Mine was: Tell the story. Prove I’m right. Discredit the other person.
But in the year of my course, although we had the usual lectures and reading list, the work was not intellectual. The monthly meetings and weekly practices with my colleagues required me to, time and time and time again, pull back into my body. I did hundreds of practice sessions.
Sometimes, I couldn’t go into my body. It was intolerable and I dissociated. Sometimes, I could add nuance and stay with the feeling until it dissipated like a firecracker or a hot air balloon floating away from me that I still wanted to hold.
And then I graduated.
In the pause without information intake or formalized practice sessions, I could practice on my own.
Now, my body has become the only part of the story that matters. What is happening inside me is indisputable, no matter what someone else has done. I tell shorter stories and spend more time on what my body is sharing.
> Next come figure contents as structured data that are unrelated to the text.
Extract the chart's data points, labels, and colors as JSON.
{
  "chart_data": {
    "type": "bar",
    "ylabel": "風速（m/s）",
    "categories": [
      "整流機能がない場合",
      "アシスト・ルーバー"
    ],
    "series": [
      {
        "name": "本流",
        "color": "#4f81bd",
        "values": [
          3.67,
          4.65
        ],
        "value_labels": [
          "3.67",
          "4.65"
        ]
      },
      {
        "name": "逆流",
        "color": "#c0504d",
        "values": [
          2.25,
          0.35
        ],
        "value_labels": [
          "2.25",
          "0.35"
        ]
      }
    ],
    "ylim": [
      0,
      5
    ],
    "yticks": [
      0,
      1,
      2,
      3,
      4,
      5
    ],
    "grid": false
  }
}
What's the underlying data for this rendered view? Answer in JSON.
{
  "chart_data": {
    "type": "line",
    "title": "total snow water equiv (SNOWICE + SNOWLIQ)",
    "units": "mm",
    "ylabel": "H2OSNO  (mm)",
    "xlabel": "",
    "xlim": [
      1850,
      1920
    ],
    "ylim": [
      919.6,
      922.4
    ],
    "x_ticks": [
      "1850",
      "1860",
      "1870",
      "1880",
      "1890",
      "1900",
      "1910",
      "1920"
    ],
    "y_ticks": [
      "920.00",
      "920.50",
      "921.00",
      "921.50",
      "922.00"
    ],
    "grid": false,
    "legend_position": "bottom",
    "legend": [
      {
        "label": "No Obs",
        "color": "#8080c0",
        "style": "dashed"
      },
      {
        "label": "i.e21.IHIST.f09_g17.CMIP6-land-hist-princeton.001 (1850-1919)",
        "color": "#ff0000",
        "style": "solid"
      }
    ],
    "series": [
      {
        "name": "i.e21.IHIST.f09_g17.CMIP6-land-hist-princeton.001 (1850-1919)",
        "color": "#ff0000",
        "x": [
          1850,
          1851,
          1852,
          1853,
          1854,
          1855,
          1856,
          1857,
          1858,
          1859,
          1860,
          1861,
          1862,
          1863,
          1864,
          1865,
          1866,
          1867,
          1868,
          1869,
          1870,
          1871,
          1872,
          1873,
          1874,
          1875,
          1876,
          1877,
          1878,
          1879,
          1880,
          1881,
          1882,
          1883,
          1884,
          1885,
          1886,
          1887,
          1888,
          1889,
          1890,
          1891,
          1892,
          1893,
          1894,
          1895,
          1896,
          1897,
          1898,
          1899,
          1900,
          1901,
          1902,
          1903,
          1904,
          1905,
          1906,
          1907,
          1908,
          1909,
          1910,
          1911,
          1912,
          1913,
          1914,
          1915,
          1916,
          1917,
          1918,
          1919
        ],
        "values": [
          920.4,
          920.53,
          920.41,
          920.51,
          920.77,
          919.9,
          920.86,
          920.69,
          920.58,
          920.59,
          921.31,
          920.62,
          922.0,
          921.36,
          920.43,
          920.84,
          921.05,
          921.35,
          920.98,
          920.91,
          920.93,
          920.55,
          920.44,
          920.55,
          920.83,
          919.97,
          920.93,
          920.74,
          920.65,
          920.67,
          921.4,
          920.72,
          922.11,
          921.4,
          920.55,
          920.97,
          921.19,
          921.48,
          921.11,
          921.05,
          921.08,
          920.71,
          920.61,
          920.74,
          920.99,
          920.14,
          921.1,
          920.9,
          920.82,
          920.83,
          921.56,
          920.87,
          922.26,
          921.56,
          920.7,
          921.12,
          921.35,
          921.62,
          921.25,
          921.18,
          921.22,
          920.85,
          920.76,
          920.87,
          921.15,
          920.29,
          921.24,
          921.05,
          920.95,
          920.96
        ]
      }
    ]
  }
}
I can notice and name sensations in an instant.
I can identify when I’m triggered and I can take responsibility for it.
These seemingly simple questions took a year of practice, and another year of integration. And they are the most profound learnings of my life.
The same conversation I had previously with a friend wouldn’t end up the same way these days. Now, I would share that I have a pit in my stomach, and that the anxiety I’m feeling is reminding me of being a small child on a tricycle.